The next day we stopped at TuanJie Cave outside of Kunming where STEEP 5.12-5.13 routes are throughout the roofs of a fairly large open-sided cave. A couple 5.10-5.11s on the outside, and a really nice 5.10d and super fun 5.11b inside the cave as well. This place is real nice and has more rock around the outside just as well.
My final days in China were crippled by gastro from drinking partly boiled hotel water and Adam and Drew went back to Funmin Canyon and back to Dali for more. I just flew to Chiang Mai to get a couple routes in, but plan to mainly rest and wait for an Indian visa over the next 10 days. Climbing outside of Yangshuo is definitely is planned for a return trip. I really highly recommend Climb Daliís services and encourage a donation to his new Dali Bolting Fund to get things developed quicker! Feel free to drop me a line anytime with a questions or to pursue my prolific services at rock climbing geologizing. Seriously
ryweller at gmail dot com
More photos at:
Eduardo, are these the places you went to?
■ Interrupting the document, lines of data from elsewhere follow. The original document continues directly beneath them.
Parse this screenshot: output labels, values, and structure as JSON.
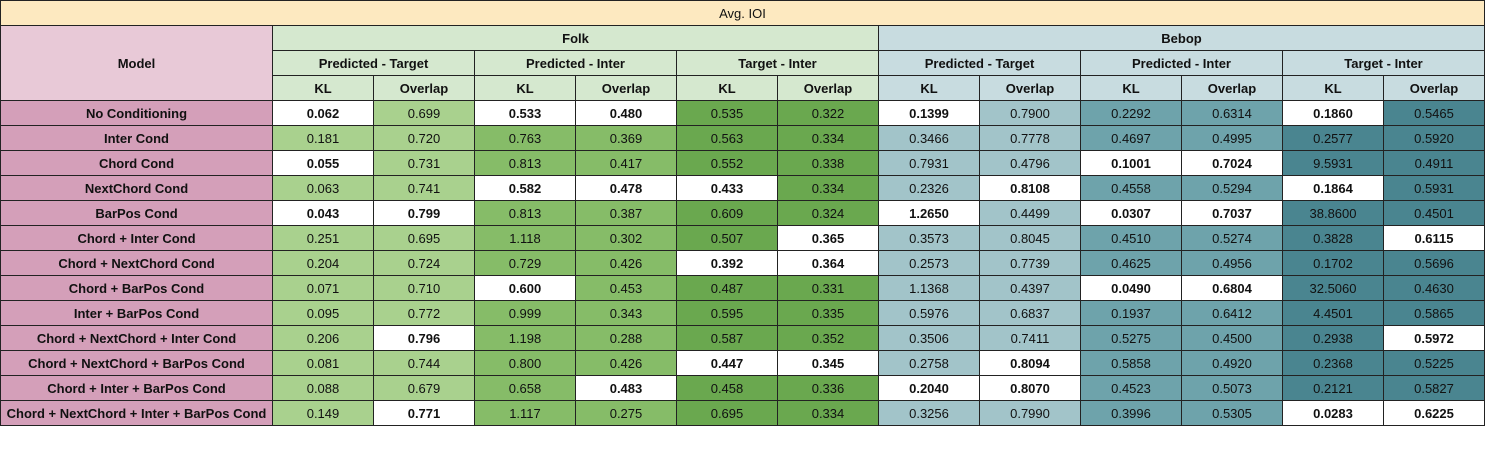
{
  "title": "Avg. IOI",
  "header": {
    "model_label": "Model",
    "groups": [
      "Folk",
      "Bebop"
    ],
    "subgroups": [
      "Predicted - Target",
      "Predicted - Inter",
      "Target - Inter"
    ],
    "metrics": [
      "KL",
      "Overlap"
    ]
  },
  "rows": [
    {
      "name": "No Conditioning",
      "values": [
        "0.062",
        "0.699",
        "0.533",
        "0.480",
        "0.535",
        "0.322",
        "0.1399",
        "0.7900",
        "0.2292",
        "0.6314",
        "0.1860",
        "0.5465"
      ]
    },
    {
      "name": "Inter Cond",
      "values": [
        "0.181",
        "0.720",
        "0.763",
        "0.369",
        "0.563",
        "0.334",
        "0.3466",
        "0.7778",
        "0.4697",
        "0.4995",
        "0.2577",
        "0.5920"
      ]
    },
    {
      "name": "Chord Cond",
      "values": [
        "0.055",
        "0.731",
        "0.813",
        "0.417",
        "0.552",
        "0.338",
        "0.7931",
        "0.4796",
        "0.1001",
        "0.7024",
        "9.5931",
        "0.4911"
      ]
    },
    {
      "name": "NextChord Cond",
      "values": [
        "0.063",
        "0.741",
        "0.582",
        "0.478",
        "0.433",
        "0.334",
        "0.2326",
        "0.8108",
        "0.4558",
        "0.5294",
        "0.1864",
        "0.5931"
      ]
    },
    {
      "name": "BarPos Cond",
      "values": [
        "0.043",
        "0.799",
        "0.813",
        "0.387",
        "0.609",
        "0.324",
        "1.2650",
        "0.4499",
        "0.0307",
        "0.7037",
        "38.8600",
        "0.4501"
      ]
    },
    {
      "name": "Chord + Inter Cond",
      "values": [
        "0.251",
        "0.695",
        "1.118",
        "0.302",
        "0.507",
        "0.365",
        "0.3573",
        "0.8045",
        "0.4510",
        "0.5274",
        "0.3828",
        "0.6115"
      ]
    },
    {
      "name": "Chord + NextChord Cond",
      "values": [
        "0.204",
        "0.724",
        "0.729",
        "0.426",
        "0.392",
        "0.364",
        "0.2573",
        "0.7739",
        "0.4625",
        "0.4956",
        "0.1702",
        "0.5696"
      ]
    },
    {
      "name": "Chord + BarPos Cond",
      "values": [
        "0.071",
        "0.710",
        "0.600",
        "0.453",
        "0.487",
        "0.331",
        "1.1368",
        "0.4397",
        "0.0490",
        "0.6804",
        "32.5060",
        "0.4630"
      ]
    },
    {
      "name": "Inter + BarPos Cond",
      "values": [
        "0.095",
        "0.772",
        "0.999",
        "0.343",
        "0.595",
        "0.335",
        "0.5976",
        "0.6837",
        "0.1937",
        "0.6412",
        "4.4501",
        "0.5865"
      ]
    },
    {
      "name": "Chord + NextChord + Inter Cond",
      "values": [
        "0.206",
        "0.796",
        "1.198",
        "0.288",
        "0.587",
        "0.352",
        "0.3506",
        "0.7411",
        "0.5275",
        "0.4500",
        "0.2938",
        "0.5972"
      ]
    },
    {
      "name": "Chord + NextChord + BarPos Cond",
      "values": [
        "0.081",
        "0.744",
        "0.800",
        "0.426",
        "0.447",
        "0.345",
        "0.2758",
        "0.8094",
        "0.5858",
        "0.4920",
        "0.2368",
        "0.5225"
      ]
    },
    {
      "name": "Chord + Inter + BarPos Cond",
      "values": [
        "0.088",
        "0.679",
        "0.658",
        "0.483",
        "0.458",
        "0.336",
        "0.2040",
        "0.8070",
        "0.4523",
        "0.5073",
        "0.2121",
        "0.5827"
      ]
    },
    {
      "name": "Chord + NextChord + Inter + BarPos Cond",
      "values": [
        "0.149",
        "0.771",
        "1.117",
        "0.275",
        "0.695",
        "0.334",
        "0.3256",
        "0.7990",
        "0.3996",
        "0.5305",
        "0.0283",
        "0.6225"
      ]
    }
  ],
  "highlight": [
    [
      1,
      0,
      1,
      1,
      0,
      0,
      1,
      0,
      0,
      0,
      1,
      0
    ],
    [
      0,
      0,
      0,
      0,
      0,
      0,
      0,
      0,
      0,
      0,
      0,
      0
    ],
    [
      1,
      0,
      0,
      0,
      0,
      0,
      0,
      0,
      1,
      1,
      0,
      0
    ],
    [
      0,
      0,
      1,
      1,
      1,
      0,
      0,
      1,
      0,
      0,
      1,
      0
    ],
    [
      1,
      1,
      0,
      0,
      0,
      0,
      1,
      0,
      1,
      1,
      0,
      0
    ],
    [
      0,
      0,
      0,
      0,
      0,
      1,
      0,
      0,
      0,
      0,
      0,
      1
    ],
    [
      0,
      0,
      0,
      0,
      1,
      1,
      0,
      0,
      0,
      0,
      0,
      0
    ],
    [
      0,
      0,
      1,
      0,
      0,
      0,
      0,
      0,
      1,
      1,
      0,
      0
    ],
    [
      0,
      0,
      0,
      0,
      0,
      0,
      0,
      0,
      0,
      0,
      0,
      0
    ],
    [
      0,
      1,
      0,
      0,
      0,
      0,
      0,
      0,
      0,
      0,
      0,
      1
    ],
    [
      0,
      0,
      0,
      0,
      1,
      1,
      0,
      1,
      0,
      0,
      0,
      0
    ],
    [
      0,
      0,
      0,
      1,
      0,
      0,
      1,
      1,
      0,
      0,
      0,
      0
    ],
    [
      0,
      1,
      0,
      0,
      0,
      0,
      0,
      0,
      0,
      0,
      1,
      1
    ]
  ],
  "colors": {
    "title_bg": "#fde9c0",
    "model_header_bg": "#e8c9d7",
    "row_name_bg": "#d49fb9",
    "folk_header_bg": "#d5e8cf",
    "bebop_header_bg": "#c8dce0",
    "folk_shades": [
      "#a9d18e",
      "#86bc68",
      "#6aa84f"
    ],
    "bebop_shades": [
      "#a2c4c9",
      "#6ea3ab",
      "#4a8590"
    ],
    "best_bg": "#ffffff"
  }
}
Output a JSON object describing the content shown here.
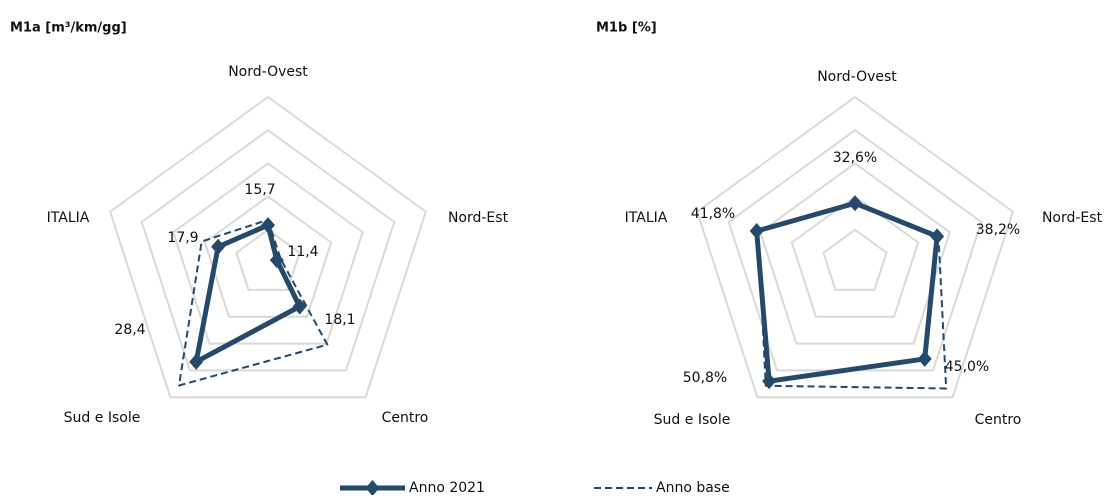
{
  "chart_data": [
    {
      "type": "radar",
      "title": "M1a [m³/km/gg]",
      "categories": [
        "Nord-Ovest",
        "Nord-Est",
        "Centro",
        "Sud e Isole",
        "ITALIA"
      ],
      "rlim": [
        10,
        35
      ],
      "rticks": [
        10,
        15,
        20,
        25,
        30,
        35
      ],
      "grid": true,
      "series": [
        {
          "name": "Anno 2021",
          "color": "#24496a",
          "style": "solid",
          "values": [
            15.7,
            11.4,
            18.1,
            28.4,
            17.9
          ],
          "value_labels": [
            "15,7",
            "11,4",
            "18,1",
            "28,4",
            "17,9"
          ]
        },
        {
          "name": "Anno base",
          "color": "#24496a",
          "style": "dashed",
          "values": [
            16.5,
            12,
            25.2,
            32.8,
            20.5
          ]
        }
      ]
    },
    {
      "type": "radar",
      "title": "M1b [%]",
      "categories": [
        "Nord-Ovest",
        "Nord-Est",
        "Centro",
        "Sud e Isole",
        "ITALIA"
      ],
      "rlim": [
        20,
        55
      ],
      "rticks": [
        20,
        27,
        34,
        41,
        48,
        55
      ],
      "grid": true,
      "series": [
        {
          "name": "Anno 2021",
          "color": "#24496a",
          "style": "solid",
          "values": [
            32.6,
            38.2,
            45.0,
            50.8,
            41.8
          ],
          "value_labels": [
            "32,6%",
            "38,2%",
            "45,0%",
            "50,8%",
            "41,8%"
          ]
        },
        {
          "name": "Anno base",
          "color": "#24496a",
          "style": "dashed",
          "values": [
            32.6,
            38.5,
            52.7,
            52,
            41.5
          ]
        }
      ]
    }
  ]
}
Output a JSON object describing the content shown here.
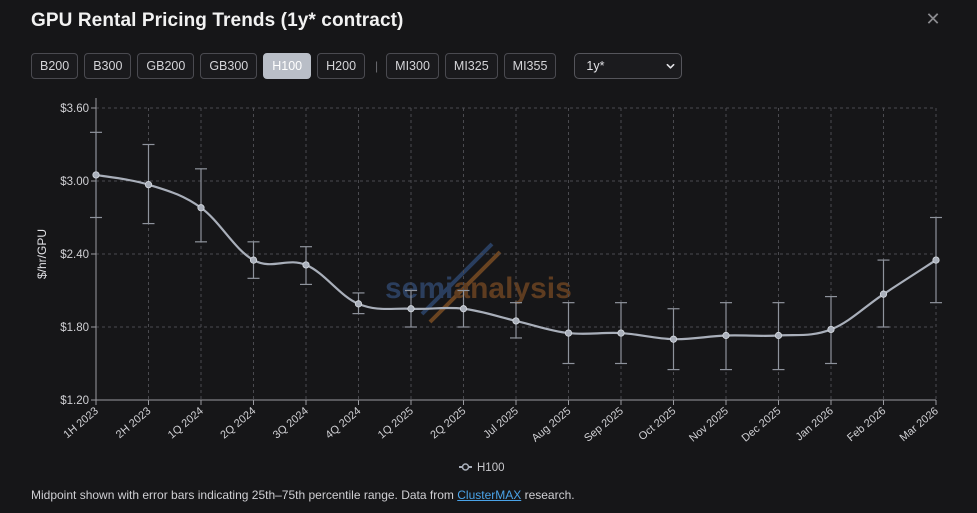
{
  "header": {
    "title": "GPU Rental Pricing Trends (1y* contract)",
    "close_icon": "close-icon"
  },
  "toolbar": {
    "gpus_nvidia": [
      "B200",
      "B300",
      "GB200",
      "GB300",
      "H100",
      "H200"
    ],
    "separator": "|",
    "gpus_amd": [
      "MI300",
      "MI325",
      "MI355"
    ],
    "active": "H100",
    "contract_select": {
      "value": "1y*"
    }
  },
  "watermark": {
    "part1": "semi",
    "part2": "analysis"
  },
  "footnote": {
    "prefix": "Midpoint shown with error bars indicating 25th–75th percentile range. Data from ",
    "link": "ClusterMAX",
    "suffix": " research."
  },
  "colors": {
    "series": "#a9afba",
    "grid": "#4a4a4f",
    "axis": "#9a9aa0"
  },
  "chart_data": {
    "type": "line",
    "ylabel": "$/hr/GPU",
    "ylim": [
      1.2,
      3.6
    ],
    "yticks": [
      1.2,
      1.8,
      2.4,
      3.0,
      3.6
    ],
    "ytick_labels": [
      "$1.20",
      "$1.80",
      "$2.40",
      "$3.00",
      "$3.60"
    ],
    "grid": true,
    "legend": "bottom-center",
    "categories": [
      "1H 2023",
      "2H 2023",
      "1Q 2024",
      "2Q 2024",
      "3Q 2024",
      "4Q 2024",
      "1Q 2025",
      "2Q 2025",
      "Jul 2025",
      "Aug 2025",
      "Sep 2025",
      "Oct 2025",
      "Nov 2025",
      "Dec 2025",
      "Jan 2026",
      "Feb 2026",
      "Mar 2026"
    ],
    "series": [
      {
        "name": "H100",
        "values": [
          3.05,
          2.97,
          2.78,
          2.35,
          2.31,
          1.99,
          1.95,
          1.95,
          1.85,
          1.75,
          1.75,
          1.7,
          1.73,
          1.73,
          1.78,
          2.07,
          2.35
        ],
        "low": [
          2.7,
          2.65,
          2.5,
          2.2,
          2.15,
          1.91,
          1.8,
          1.8,
          1.71,
          1.5,
          1.5,
          1.45,
          1.45,
          1.45,
          1.5,
          1.8,
          2.0
        ],
        "high": [
          3.4,
          3.3,
          3.1,
          2.5,
          2.46,
          2.08,
          2.1,
          2.1,
          2.0,
          2.0,
          2.0,
          1.95,
          2.0,
          2.0,
          2.05,
          2.35,
          2.7
        ]
      }
    ]
  }
}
Thanks for posting! Looks really cool!
Nice trip report. thanks.
Fumin Gorge is pretty good, and yeah, more routes to go. I didn't think much of the town of Fumin, but day tripping from Kunmin is possible once you suss out the transport connections. Some of the anchors were rubbish.
I recall a route called Snake Skin where the chain looked like a dog collar and the links were opening up. Some of the bolt plates were missing down low, as the local come and take them for scrap metal.
I met Adam in Dali as well. He very kindly showed us around also. We went to the Buddhist temple place as well. I can't imagine how you would find that place without some one taking you. So again, thanks go to Adam
Did you go to the crag on the other side of the lake? It had some good routes, probably only a couple of days worth. Those slabs look better though.
Did you go to the western Hills? Also accessible from Kunmin. We went, but couldn't find the routes.
It's good to hear that canyon is being developed, as Old Dali is a great place to stay, and if there are more climbing options then it definitely worth going. Plenty of accommodation, great food, bars, good local beer, pretty town.
Probably not as much "wow" factor as Yangshuo, but we spent about a week or so in Fumin Gorge and the only other person we saw was the local goat herder.
There are some other areas north of Dali that will be fantastic for climbing if permission is ever granted. Yunnan should definitely be on your itinerary if you go climbing in China.